The clash between moderates and hardliners produces a system where no single actor can commit Iran to an agreement. The supreme leader’s office traditionally arbitrated disputes, but Mojtaba Khamenei’s leadership is less decisive and less interventionist than his father’s, leaving factions to interpret his silence as either approval or disapproval. This uncertainty causes the whole system to freeze because moderate institutional negotiators cannot promise that the security forces will follow through. In turn, the hardliners in the IRGC cannot negotiate or make concessions without weakening their own message of resistance. The result is a state that speaks with multiple voices and often contradicts itself.

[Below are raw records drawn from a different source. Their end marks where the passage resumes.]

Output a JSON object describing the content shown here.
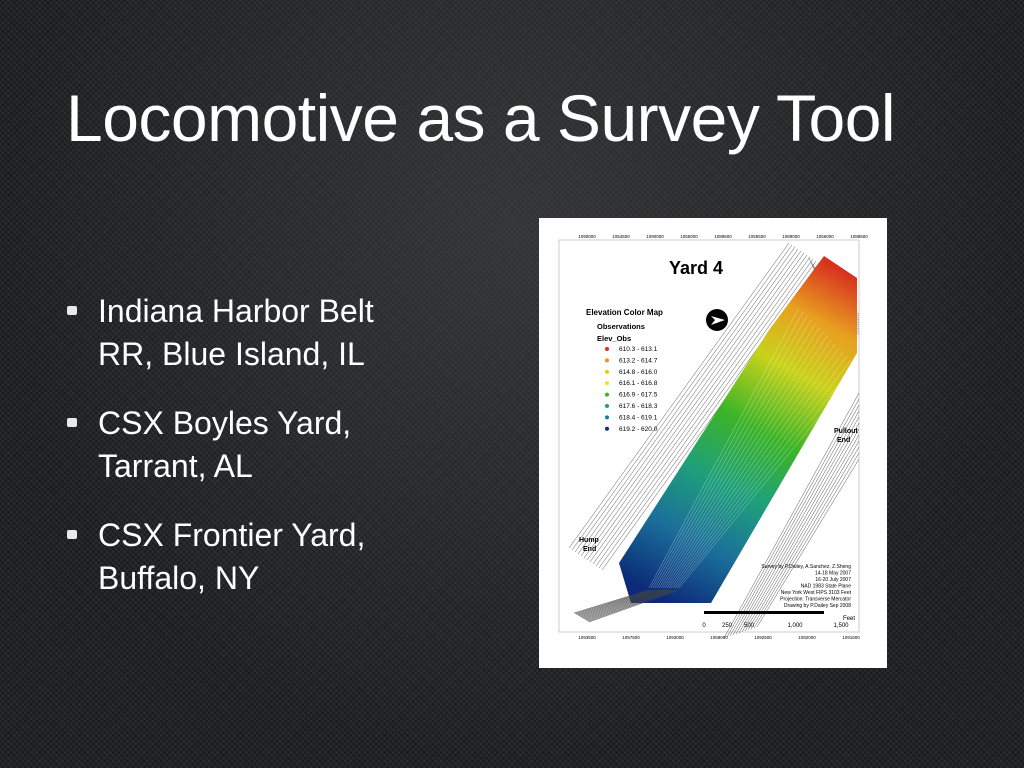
{
  "slide": {
    "title": "Locomotive as a Survey Tool",
    "bullets": [
      {
        "lines": [
          "Indiana Harbor Belt",
          "RR, Blue Island, IL"
        ]
      },
      {
        "lines": [
          "CSX Boyles Yard,",
          "Tarrant, AL"
        ]
      },
      {
        "lines": [
          "CSX Frontier Yard,",
          "Buffalo, NY"
        ]
      }
    ],
    "map": {
      "title": "Yard 4",
      "legend_title": "Elevation Color Map",
      "legend_subtitle": "Observations",
      "legend_field": "Elev_Obs",
      "legend": [
        {
          "label": "610.3 - 613.1",
          "color": "#d7301f"
        },
        {
          "label": "613.2 - 614.7",
          "color": "#f08a24"
        },
        {
          "label": "614.8 - 616.0",
          "color": "#f5c400"
        },
        {
          "label": "616.1 - 616.8",
          "color": "#e6e61a"
        },
        {
          "label": "616.9 - 617.5",
          "color": "#3cb428"
        },
        {
          "label": "617.6 - 618.3",
          "color": "#1fa07a"
        },
        {
          "label": "618.4 - 619.1",
          "color": "#1b7a9c"
        },
        {
          "label": "619.2 - 620.0",
          "color": "#0c2a78"
        }
      ],
      "pullout_label": [
        "Pullout",
        "End"
      ],
      "hump_label": [
        "Hump",
        "End"
      ],
      "credits": [
        "Survey by P.Dailey, A.Sanchez, Z.Sheng",
        "14-18 May 2007",
        "16-20 July 2007",
        "NAD 1983 State Plane",
        "New York West FIPS 3103 Feet",
        "Projection: Transverse Mercator",
        "Drawing by P.Dailey Sep 2008"
      ],
      "scale_labels": [
        "0",
        "250",
        "500",
        "1,000",
        "1,500"
      ],
      "scale_unit": "Feet",
      "top_coords": [
        "1090000",
        "1054500",
        "1090000",
        "1055000",
        "1089500",
        "1055500",
        "1089000",
        "1056000",
        "1088500"
      ],
      "bottom_coords": [
        "1093500",
        "1057500",
        "1093000",
        "1058000",
        "1092500",
        "1092000",
        "1091500"
      ]
    }
  }
}
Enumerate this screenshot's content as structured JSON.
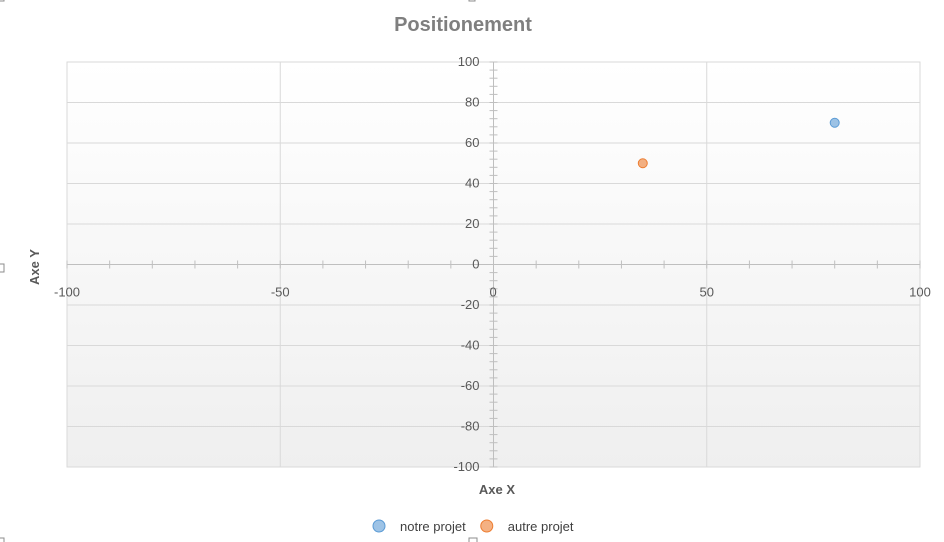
{
  "chart_data": {
    "type": "scatter",
    "title": "Positionement",
    "xlabel": "Axe X",
    "ylabel": "Axe Y",
    "xlim": [
      -100,
      100
    ],
    "ylim": [
      -100,
      100
    ],
    "xticks": [
      -100,
      -50,
      0,
      50,
      100
    ],
    "yticks": [
      -100,
      -80,
      -60,
      -40,
      -20,
      0,
      20,
      40,
      60,
      80,
      100
    ],
    "grid": true,
    "legend_position": "bottom",
    "series": [
      {
        "name": "notre projet",
        "color": "#5b9bd5",
        "points": [
          {
            "x": 80,
            "y": 70
          }
        ]
      },
      {
        "name": "autre projet",
        "color": "#ed7d31",
        "points": [
          {
            "x": 35,
            "y": 50
          }
        ]
      }
    ]
  }
}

For instance, the contradictory signals around the Strait of Hormuz emerge when Iran's foreign ministry attempts to reassure that commercial traffic can continue. However, the IRGC naval commanders immediately responded by expanding military control over the strait, signaling a very different posture. The same pattern shapes the negotiations, as hardliners often respond to the moderates' diplomatic momentum with escalating rhetoric and threats. This allows them to reassert control and remind both domestic and foreign audiences that they hold the decisive levers of power.

Overall, Iran’s leadership crisis is not a temporary political dispute but a deeper structural breakdown between moderates and hardliners. This fragmentation shapes every aspect of Iran’s behavior, and the longer this division persists, the more Iran risks drifting into a system where power is exercised through improvisation rather than coordinated statecraft. In turn, this leaves the United States with no obvious path forward, since negotiation strategies that rely on incentives or warnings risk being absorbed or distorted by Iran’s internal rivalries.